Managing savings within only one account
There are many different approaches to managing savings; some prefer or need to keep all savings within just one account, e.g., an offset account, instead of our recommended option of creating specific accounts for different savings goals, as shown in this guide: Managing budgets for large periodic bills or savings goals.
In order to track savings within a single account, we recommend checking out two of our Beta features - Rollover and Safe Balance.
In this article
Using Rollover to 'allocate' funds
Rollover allows under-spent / under-earned or over-spent / over-earned amounts to be carried over from one budget period to the next. This would allow you to use repeating budgets to 'allocate' funds to a set goal.
For example, if you'd like to allocate $50 per month to Clothes & Shoes, you would set up a monthly repeating $50 expense budget with rollover turned on.

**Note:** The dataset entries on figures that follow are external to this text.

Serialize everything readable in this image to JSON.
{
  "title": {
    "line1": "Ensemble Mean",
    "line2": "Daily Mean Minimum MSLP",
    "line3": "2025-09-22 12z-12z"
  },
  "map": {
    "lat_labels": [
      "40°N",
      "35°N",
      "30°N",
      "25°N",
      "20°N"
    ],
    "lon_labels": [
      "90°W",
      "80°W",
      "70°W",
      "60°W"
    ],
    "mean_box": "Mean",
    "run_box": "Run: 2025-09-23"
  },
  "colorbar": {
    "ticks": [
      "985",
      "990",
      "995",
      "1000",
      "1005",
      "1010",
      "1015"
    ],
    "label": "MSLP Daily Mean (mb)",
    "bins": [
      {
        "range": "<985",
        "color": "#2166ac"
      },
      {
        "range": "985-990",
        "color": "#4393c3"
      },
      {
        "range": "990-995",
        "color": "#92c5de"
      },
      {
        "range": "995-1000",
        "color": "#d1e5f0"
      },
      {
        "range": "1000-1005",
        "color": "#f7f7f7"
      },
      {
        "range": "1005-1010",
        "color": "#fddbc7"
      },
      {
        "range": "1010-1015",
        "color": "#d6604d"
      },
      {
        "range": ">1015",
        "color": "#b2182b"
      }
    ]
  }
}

If you didn't spend anything on Clothes & Shoes for three months, the budget would accumulate to $150 - three lots of that $50 budget.
You can find more details on how to use Rollover here: Rollover budgeting.

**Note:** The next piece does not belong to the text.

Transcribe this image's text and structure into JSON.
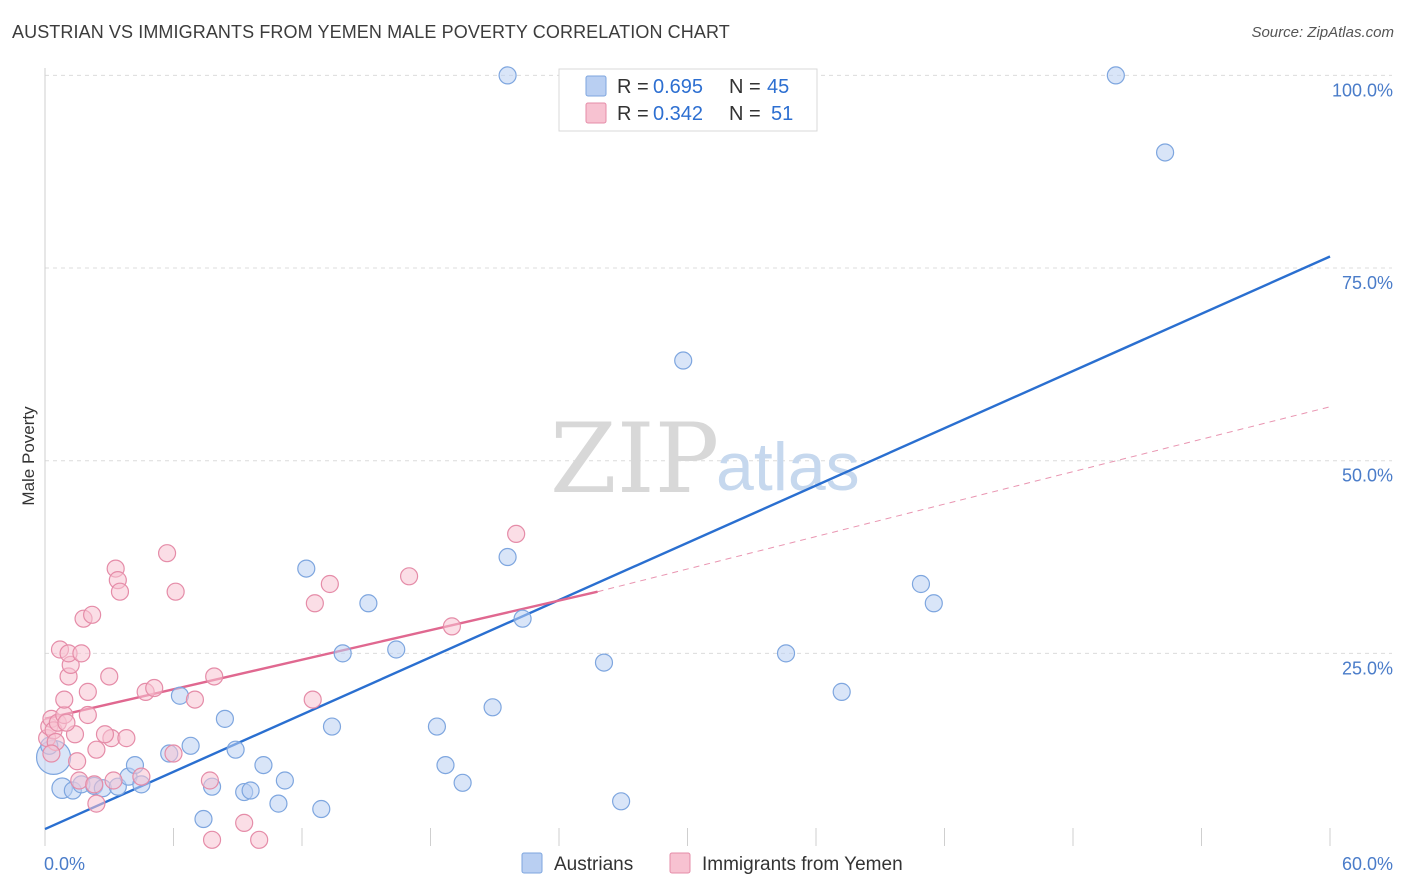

You could then also use Safe Balance to see how much is left in your bank account after these budgets are taken into account.
Using Safe Balance to view what is safe-to-spend
Safe Balance takes your current balance for an account and applies any unspent and unearned budget portions from current budgets to it, giving you a current balance that is safe-to-spend once all outstanding spending and earning is taken into account.
Following the above example, if your current account balance was $2000, but you hadn't spent anything on Clothes & Shoes for that three-month period, then the Safe Balance would show that you have $1850 available to spend (2000 - 150).
You can read about safe balances in greater depth: Overview of Safe balance.
Adapting for general savings and an example
You can also adapt this for general Savings.
In the below example, we have created a $75 per week repeating budget which started 1st January and has rollover on.
The Safe Balance breakdown chart (as displayed in the above guide), shows that this has accrued to $1,350. As such, the Safe Balance (that which hasn't been allocated to a budget) is showing as $148,400.